For his part Tommy was busy violently retching onto the dusty floor.
“Pull yourself together!” Varick snapped at Tommy.
Varick looked to Sam and saw his horrified expression. He sneered and then, remembering himself, he filled his eyes with mock sorrow. He stepped up to the shocked Human and placed his icy hand on Sam’s. Blood ran down his scared arm and dripped off his elbow casually.
“Sam,” Varick said slowly “you have no idea what that man did to me. Please understand, these have been difficult hours for me. You were going to kill him for me anyway, right?”
Sam just nodded.
“Okay then,” Varick said cheerily seeing the change in Sam’s eyes “let’s get out of here!”
“How?” Sam asked darkly. “Someone is bound to notice a blood soaked Elf running around.”
“Not if they think I’m dead.” Varick winked. “You can just carry me right out the front gate.”
As they reached the top of the stairs Sam tried his hardest to look like he was carrying the corpse of some meaningless wretch and not his best friend. Varick for his part was doing an excellent job at playing opossum. Soaked in the Lieutenant’s blood he relaxed almost to the point of passing out in Sam’s arms.
It was like a nightmare. Ithican’s skin was so cold and the blood so bright that Sam had to forcibly remind himself that it was just an act. Tommy stayed close to Sam’s heels. They found that it was impossible to follow their tracks back out the way they’d come. They had wandered down too many corridors.
The only clear path was the one that had been carved by Ithican and his captors. So when they came to the upper level they were unsure of where they were. Without consulting anyone Sam decided to just keep heading in one direction, eventually they’d come to an outer wall and find an exit.

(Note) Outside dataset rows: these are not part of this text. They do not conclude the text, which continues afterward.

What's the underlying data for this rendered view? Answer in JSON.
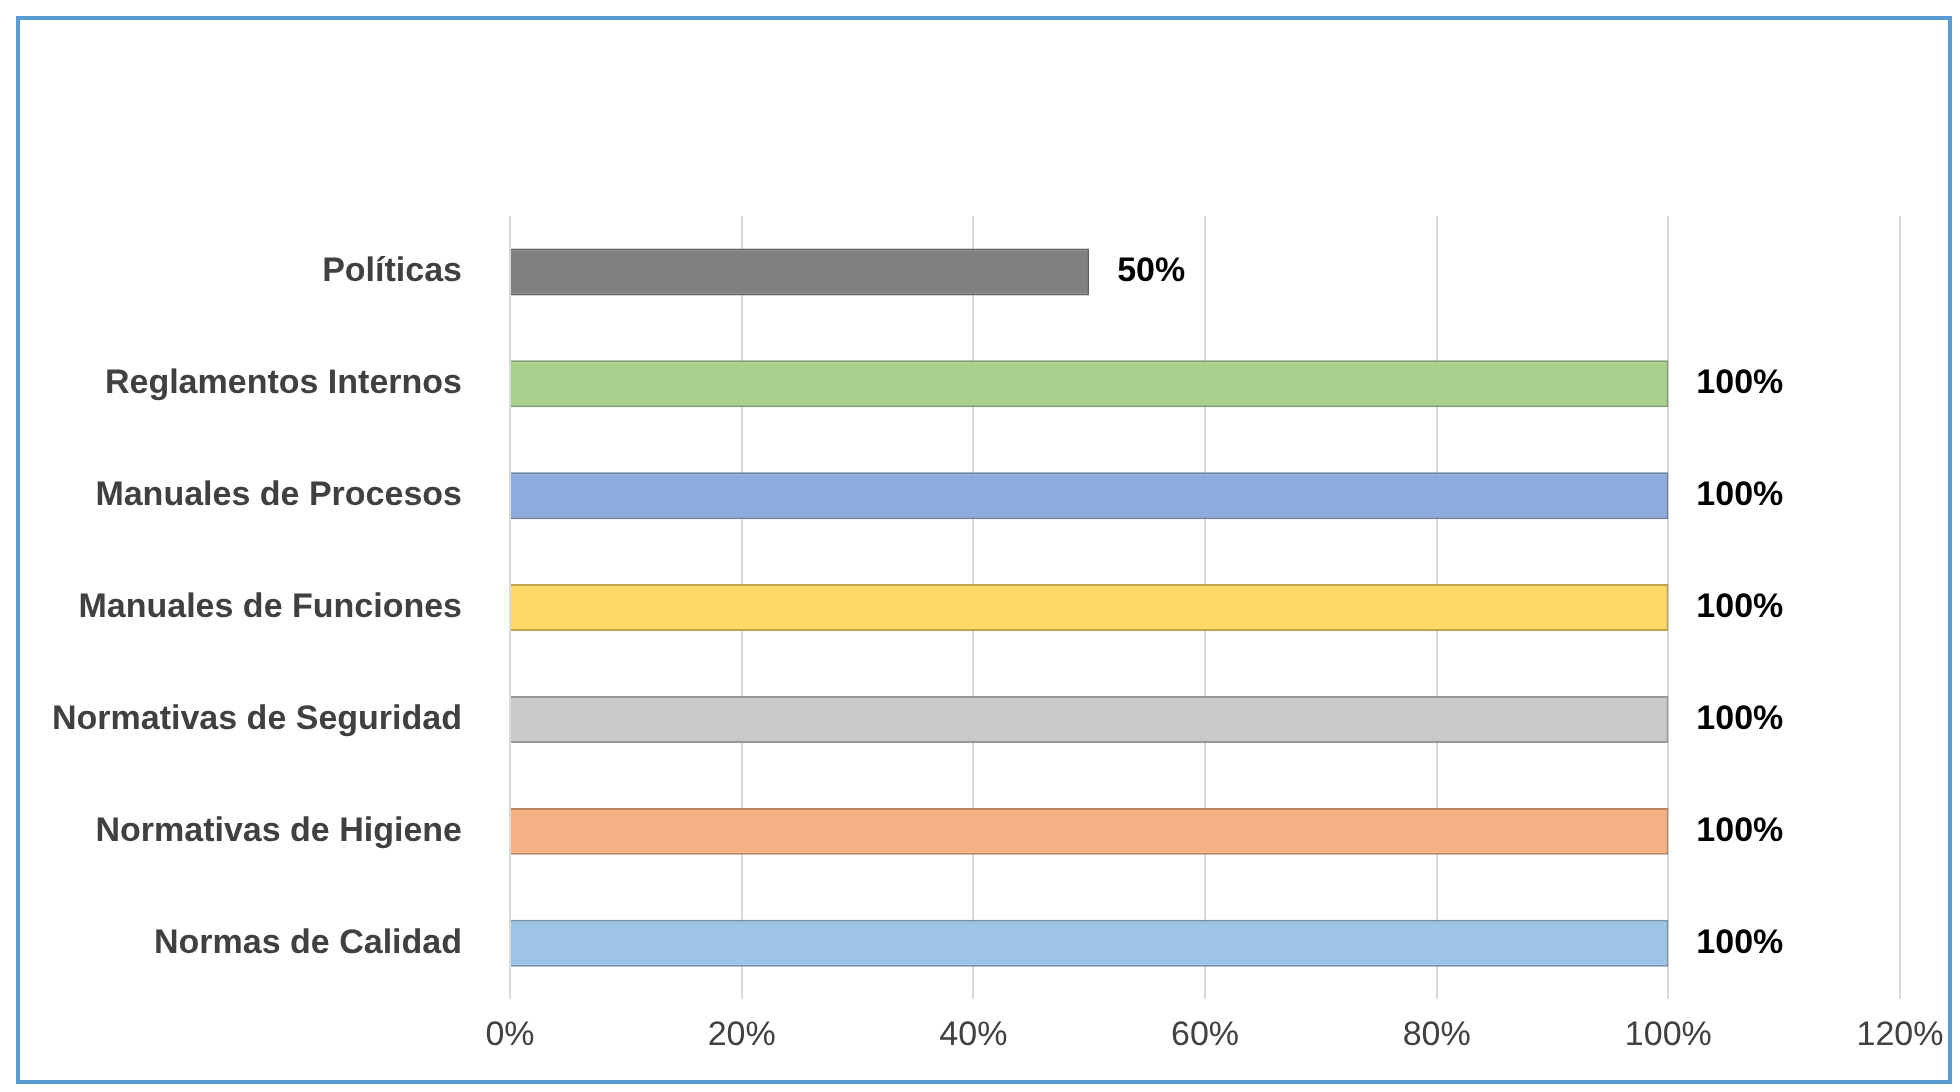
{
  "chart_data": {
    "type": "bar",
    "orientation": "horizontal",
    "categories": [
      "Políticas",
      "Reglamentos Internos",
      "Manuales de Procesos",
      "Manuales de Funciones",
      "Normativas de Seguridad",
      "Normativas de Higiene",
      "Normas de Calidad"
    ],
    "values": [
      50,
      100,
      100,
      100,
      100,
      100,
      100
    ],
    "colors": [
      "#808080",
      "#a9d18e",
      "#8faadc",
      "#ffd966",
      "#c9c9c9",
      "#f4b183",
      "#9dc3e6"
    ],
    "value_labels": [
      "50%",
      "100%",
      "100%",
      "100%",
      "100%",
      "100%",
      "100%"
    ],
    "xlim": [
      0,
      120
    ],
    "xticks": [
      {
        "value": 0,
        "label": "0%"
      },
      {
        "value": 20,
        "label": "20%"
      },
      {
        "value": 40,
        "label": "40%"
      },
      {
        "value": 60,
        "label": "60%"
      },
      {
        "value": 80,
        "label": "80%"
      },
      {
        "value": 100,
        "label": "100%"
      },
      {
        "value": 120,
        "label": "120%"
      }
    ],
    "grid": "x"
  }
}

They traveled for almost ten minutes before coming across someone. Sam stayed calm as the Colonel approached, knowing that panic would only give the game away. The Colonel rushed up with wide eyes. He touched the Elf’s cheek and recoiled at the feel of the cold flesh.
“I don’t believe it!” He growled. “Fool! I’ll have that man’s hide for this!”
“Sir?” Sam asked, shocked by the anger in the man’s voice.
“I can’t believe they killed him already, I thought Lieutenant Ralgar was smarter than this. I should have never trusted him.”
“We didn’t kill the Elf, Sir.” Sam said quickly fearing that the man would get suspicious. The Colonel was right, Ralgar probably had the skill to keep someone alive in agony for weeks. “He...he was hiding a weapon and did this to himself in the night.”
“What does it matter who killed him? The outcome is still the same. I was going to have a hard enough time sorting this whole thing out.”
“What?” Sam asked, forgetting himself for a moment. “Sir.” He added hastily.
“I just found out this morning that Ralgar purchased this man, I was coming here to stop this. We are so close to a war with the Elves, and if they found out that we had taken one of their kind and brought him here” he spat the word out “they would be fully justified in cutting negotiations with us and declare a Nuearth wide war.” He made another noise of disgust. “They should have torn down this cursed structure thousands of years ago.”
“We’re negotiating with the Elves?”
“Day and night.”
“Then there’s hope.”
“Yes, but not much. At this point it will only take a spark to start a War that will bring one race to its knees.”
No one noticed the smiled that twitched at the corner the ‘dead’ Elf’s lips.